The current commissioning environment in England does not make it easy to respond to demand, he says. “It’s a complex picture. There are more than 200 Clinical Commissioning Groups (CCGs) responsible for commissioning ophthalmology, while NHS England is responsible for NHS eye tests in primary care. It’s fragmented.

“Then, there are a lot of professions involved in eye care; a real hotch potch of people. But I believe that those who are working in primary care, particularly optometrists, can add real value to the sector. But currently, we have overcrowded hospital services, while this primary care workforce is under-utilised. This simply doesn’t make sense.”

He runs a minor eye conditions service in his own practice, and is promoting the concept throughout Greater Manchester. “We’re talking about minor, low-risk work, at a place and time that’s convenient for the patient. The primary care workforce has the equipment, and it has the knowledge, and is able to respond quickly.”

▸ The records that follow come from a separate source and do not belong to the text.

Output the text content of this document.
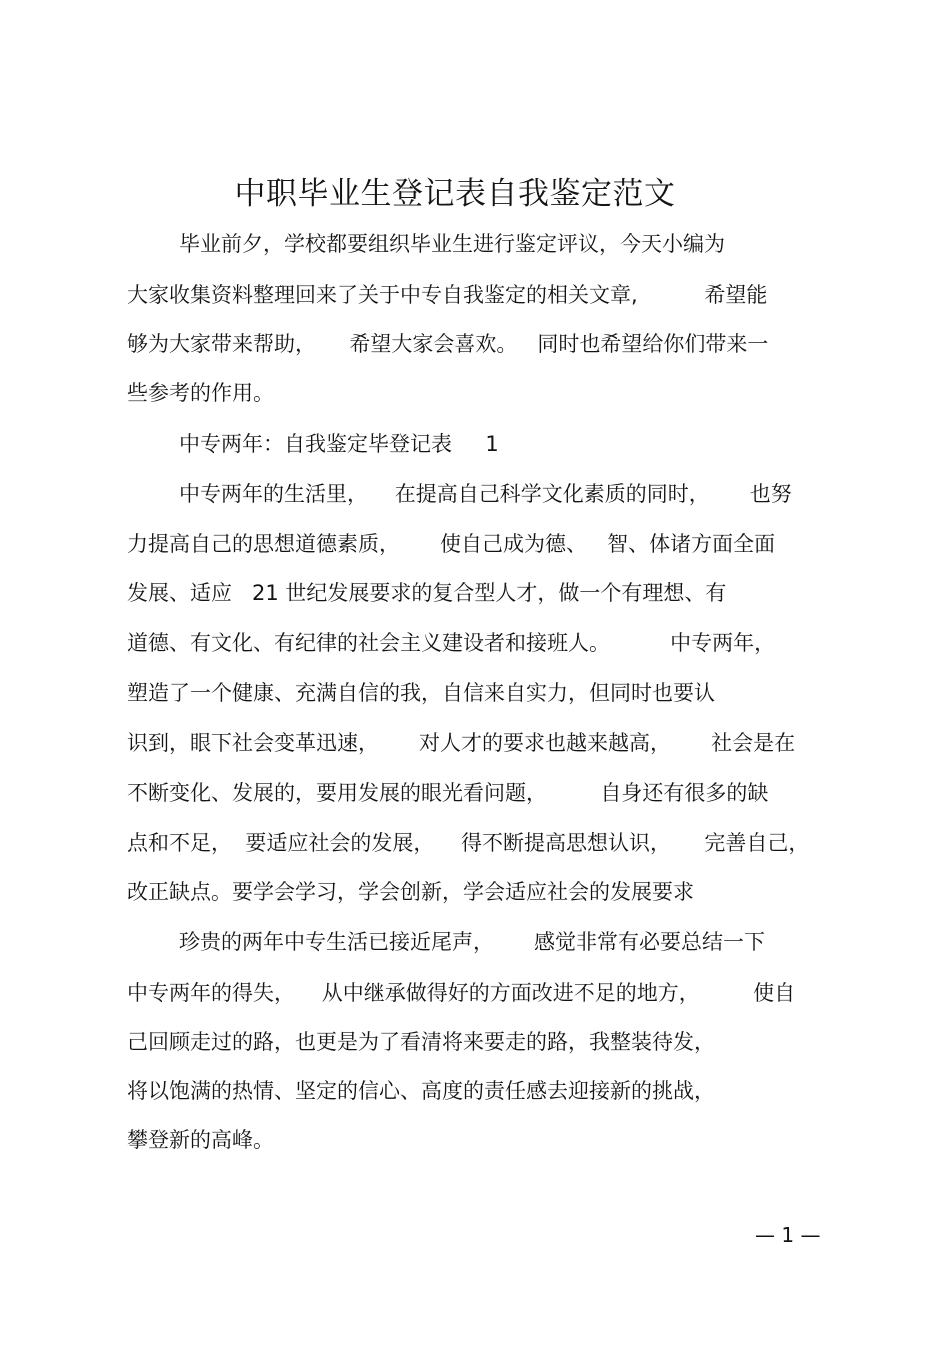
中职毕业生登记表自我鉴定范文
毕业前夕，学校都要组织毕业生进行鉴定评议，今天小编为
大家收集资料整理回来了关于中专自我鉴定的相关文章,          希望能
够为大家带来帮助，     希望大家会喜欢。   同时也希望给你们带来一
些参考的作用。
中专两年：自我鉴定毕登记表     1
中专两年的生活里，    在提高自己科学文化素质的同时，      也努
力提高自己的思想道德素质，      使自己成为德、   智、体诸方面全面
发展、适应   21 世纪发展要求的复合型人才，做一个有理想、有
道德、有文化、有纪律的社会主义建设者和接班人。         中专两年，
塑造了一个健康、充满自信的我，自信来自实力，但同时也要认
识到，眼下社会变革迅速，      对人才的要求也越来越高，      社会是在
不断变化、发展的，要用发展的眼光看问题，        自身还有很多的缺
点和不足，  要适应社会的发展，    得不断提高思想认识，     完善自己，
改正缺点。要学会学习，学会创新，学会适应社会的发展要求
珍贵的两年中专生活已接近尾声，      感觉非常有必要总结一下
中专两年的得失，    从中继承做得好的方面改进不足的地方，        使自
己回顾走过的路，也更是为了看清将来要走的路，我整装待发，
将以饱满的热情、坚定的信心、高度的责任感去迎接新的挑战，
攀登新的高峰。
— 1 —
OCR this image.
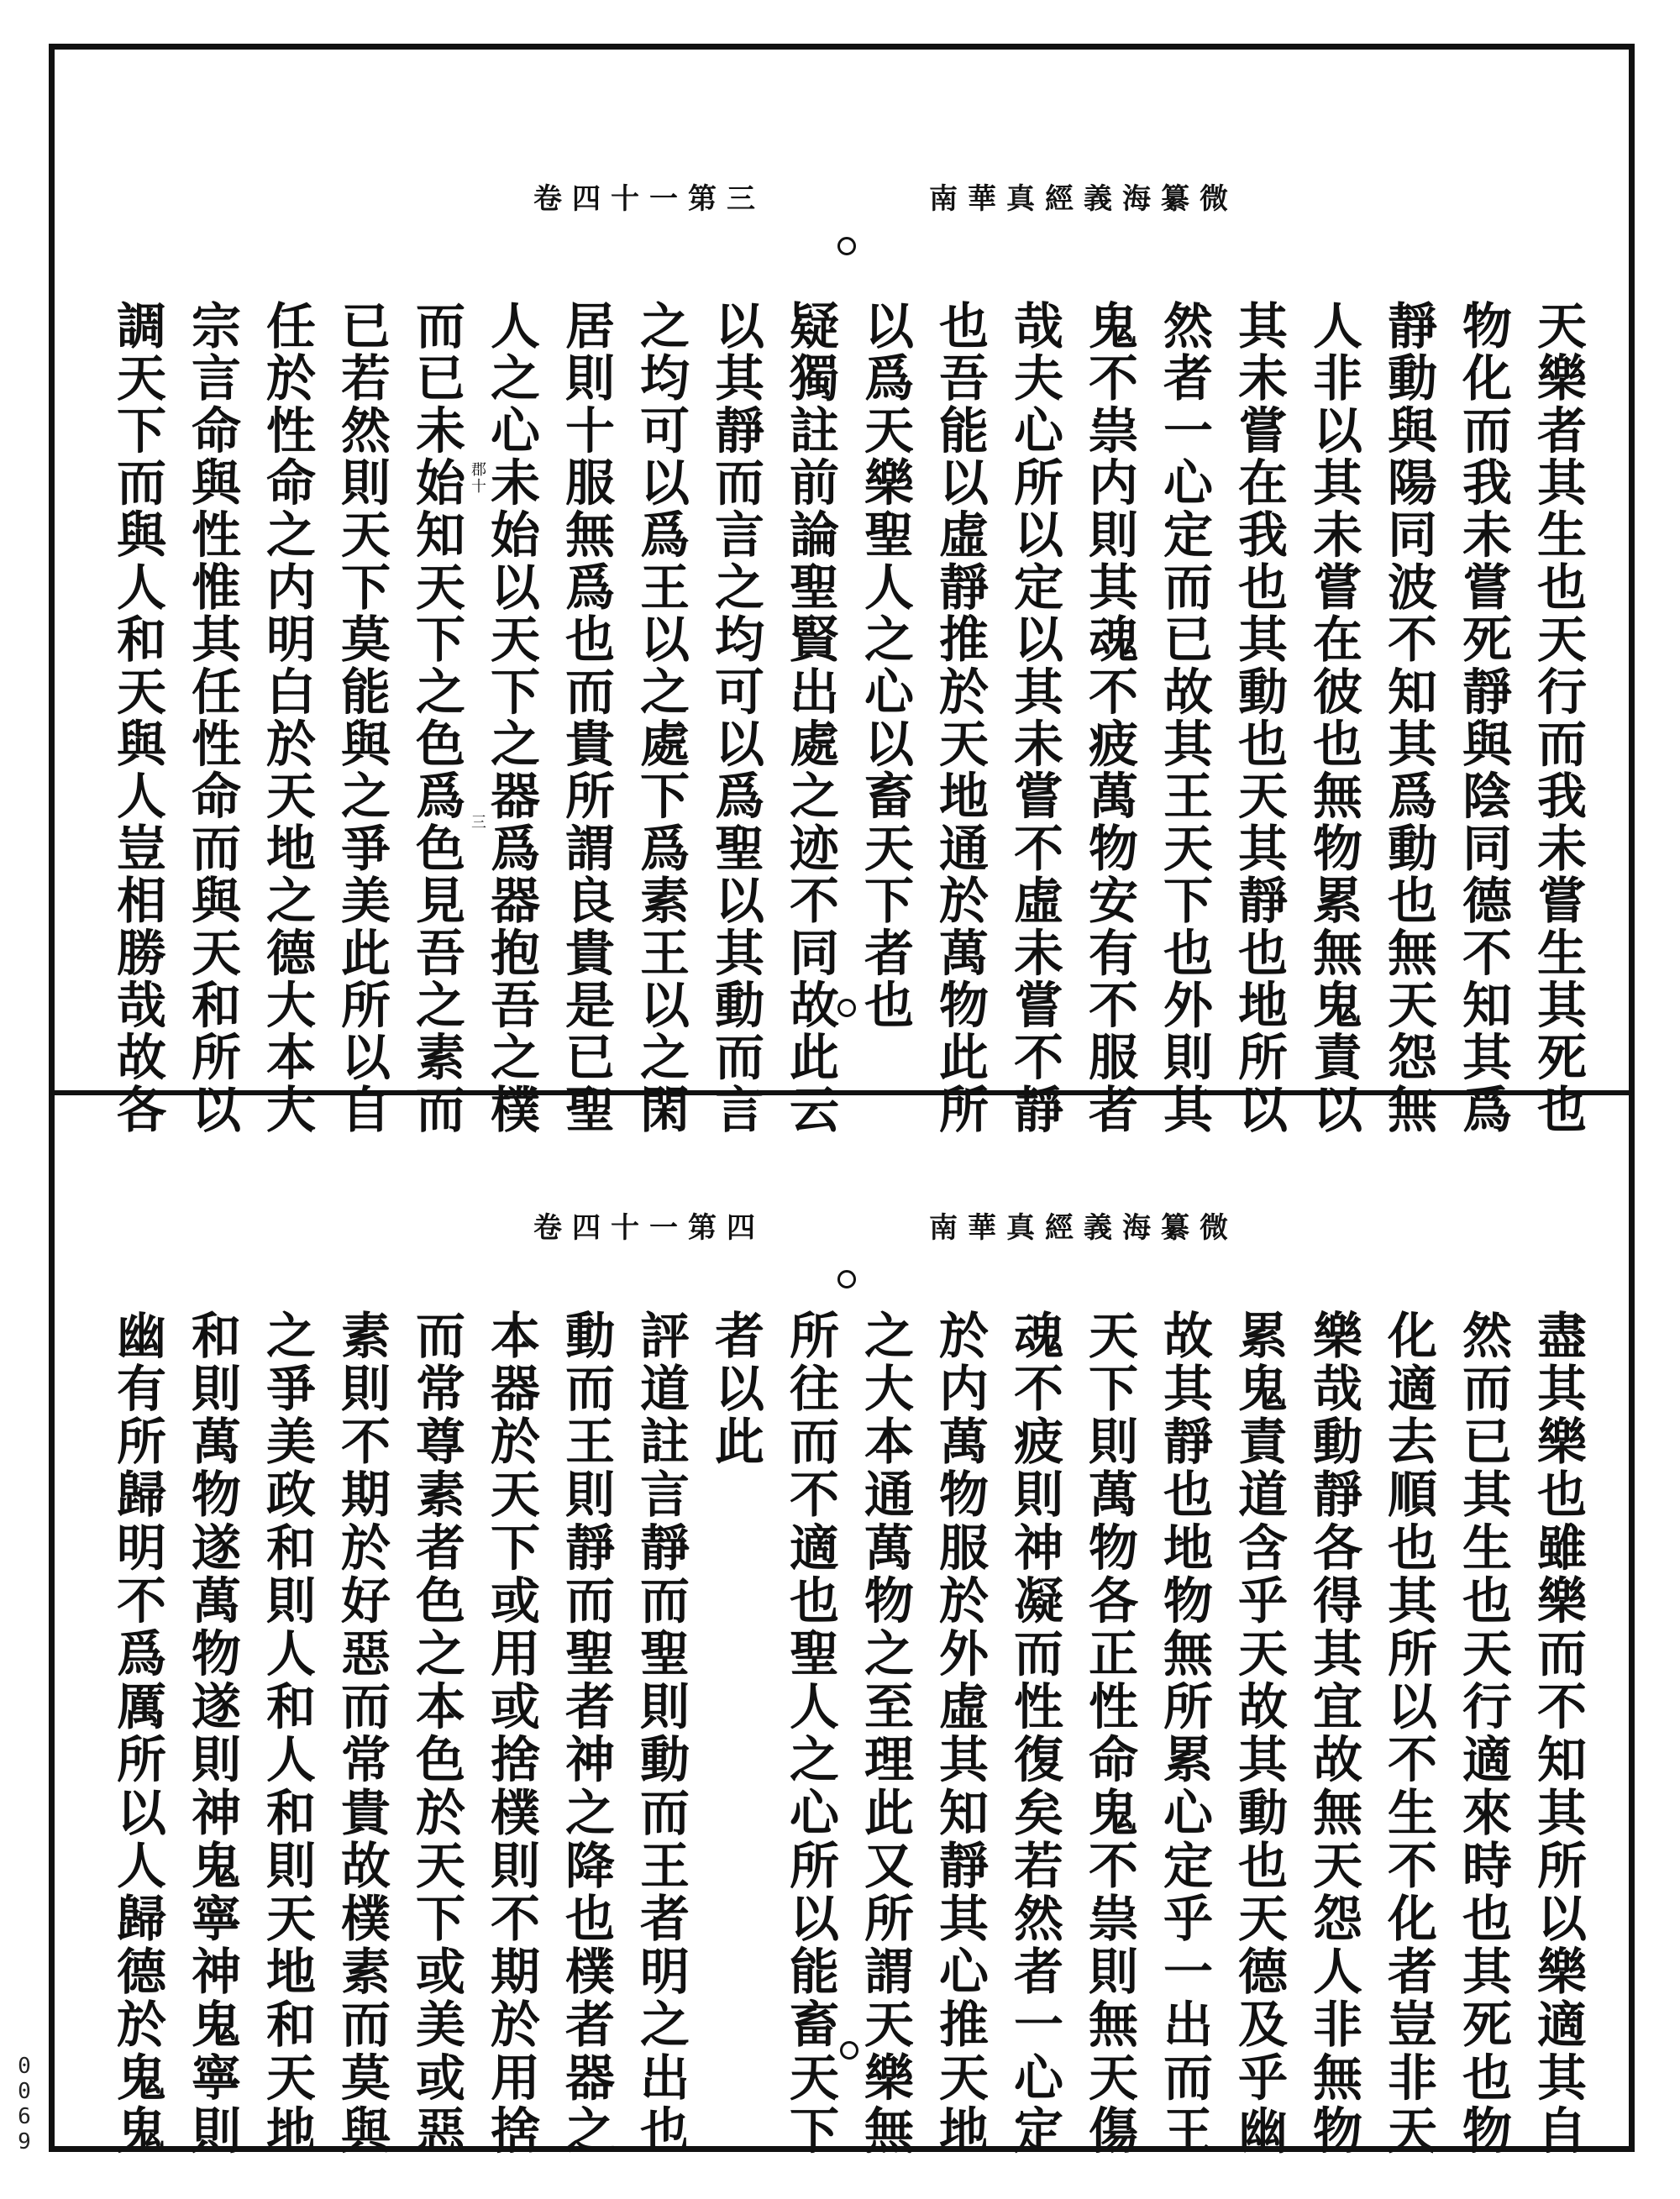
南華真經義海纂微
卷四十一第三
郡
十
三	天樂者其生也天行而我未嘗生其死也
物化而我未嘗死靜與陰同德不知其爲
靜動與陽同波不知其爲動也無天怨無
人非以其未嘗在彼也無物累無鬼責以
其未嘗在我也其動也天其靜也地所以
然者一心定而已故其王天下也外則其
鬼不祟内則其魂不疲萬物安有不服者
哉夫心所以定以其未嘗不虛未嘗不靜
也吾能以虛靜推於天地通於萬物此所
以爲天樂聖人之心以畜天下者也
疑獨註前論聖賢出處之迹不同故此云
以其靜而言之均可以爲聖以其動而言
之均可以爲王以之處下爲素王以之閑
居則十服無爲也而貴所謂良貴是已聖
人之心未始以天下之器爲器抱吾之樸
而已未始知天下之色爲色見吾之素而
已若然則天下莫能與之爭美此所以自
任於性命之内明白於天地之德大本大
宗言命與性惟其任性命而與天和所以
調天下而與人和天與人豈相勝哉故各
南華真經義海纂微
卷四十一第四
盡其樂也雖樂而不知其所以樂適其自
然而已其生也天行適來時也其死也物
化適去順也其所以不生不化者豈非天
樂哉動靜各得其宜故無天怨人非無物
累鬼責道含乎天故其動也天德及乎幽
故其靜也地物無所累心定乎一出而王
天下則萬物各正性命鬼不祟則無天傷
魂不疲則神凝而性復矣若然者一心定
於内萬物服於外虛其知靜其心推天地
之大本通萬物之至理此又所謂天樂無
所往而不適也聖人之心所以能畜天下
者以此
評道註言靜而聖則動而王者明之出也
動而王則靜而聖者神之降也樸者器之
本器於天下或用或捨樸則不期於用捨
而常尊素者色之本色於天下或美或惡
素則不期於好惡而常貴故樸素而莫與
之爭美政和則人和人和則天地和天地
和則萬物遂萬物遂則神鬼寧神鬼寧則
幽有所歸明不爲厲所以人歸德於鬼鬼
0069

Indeed, as well as the minor conditions (such as red eye or floaters) that are the meat and drink of minor eye conditions services (MECS), he believes that more can and should be done in primary care, including some less serious glaucoma care, and follow-up for people who have had cataract operations. “A lot of follow-up doesn’t need to happen in hospital,” he adds.
Where has it worked
Wolverhampton CCG is among those to have taken the decision to commission a community eye service, with a contract that includes a minor eye conditions service (MECS) (commissioned as PEARS – primary eyecare assessment and referral service).
In the first full year, A&E activity was down two per cent – all the more remarkable since this followed successive years of increases, including a four per cent rise the year before the new service came into being.
The CCG has also reported a fall in outpatient appointments, and GPs have welcomed the service, referring eye cases through MECS. An audit of the service has shown that it is working effectively, and is managing 80 per cent of patients in the community, while making appropriate referrals.
Helen Hibbs, clinical accountable officer with Wolverhampton CCG, and a part-time CCG, says the new service started in 2014 after a procurement process was won by a primary eyecare company (a model similar to GP federations).

“We wanted to reduce pressure on our acute provider, and on our GPs,” she says. “We commissioned it from a group of 28 local opticians, which involves 50 professionals. Demand [on secondary care] is going down slightly, but we believe it would have gone up even more had we not introduced the new service. And the good thing is that patients really like it – 99 per cent of them are happy.

“I do think it’s one of the ways to go. It’s easier for patients, it’s closer to home, and they don’t have to wait for ages. And I think it’s a good use of ophthalmic practitioners too.”
Mr Patel also points to a similar MECS network in Stockport, which he says, manages more than three-quarters of patients in primary care, without the need for referral to hospital. But nationally, he wants to see many more.
Collaborative commissioning would be one solution to the current fragmented landscape, and sorting out IT would be another, he adds. But the overarching issue is bringing primary care eye services firmly under the NHS banner. “We are part of the NHS and have a great deal to offer,” he says.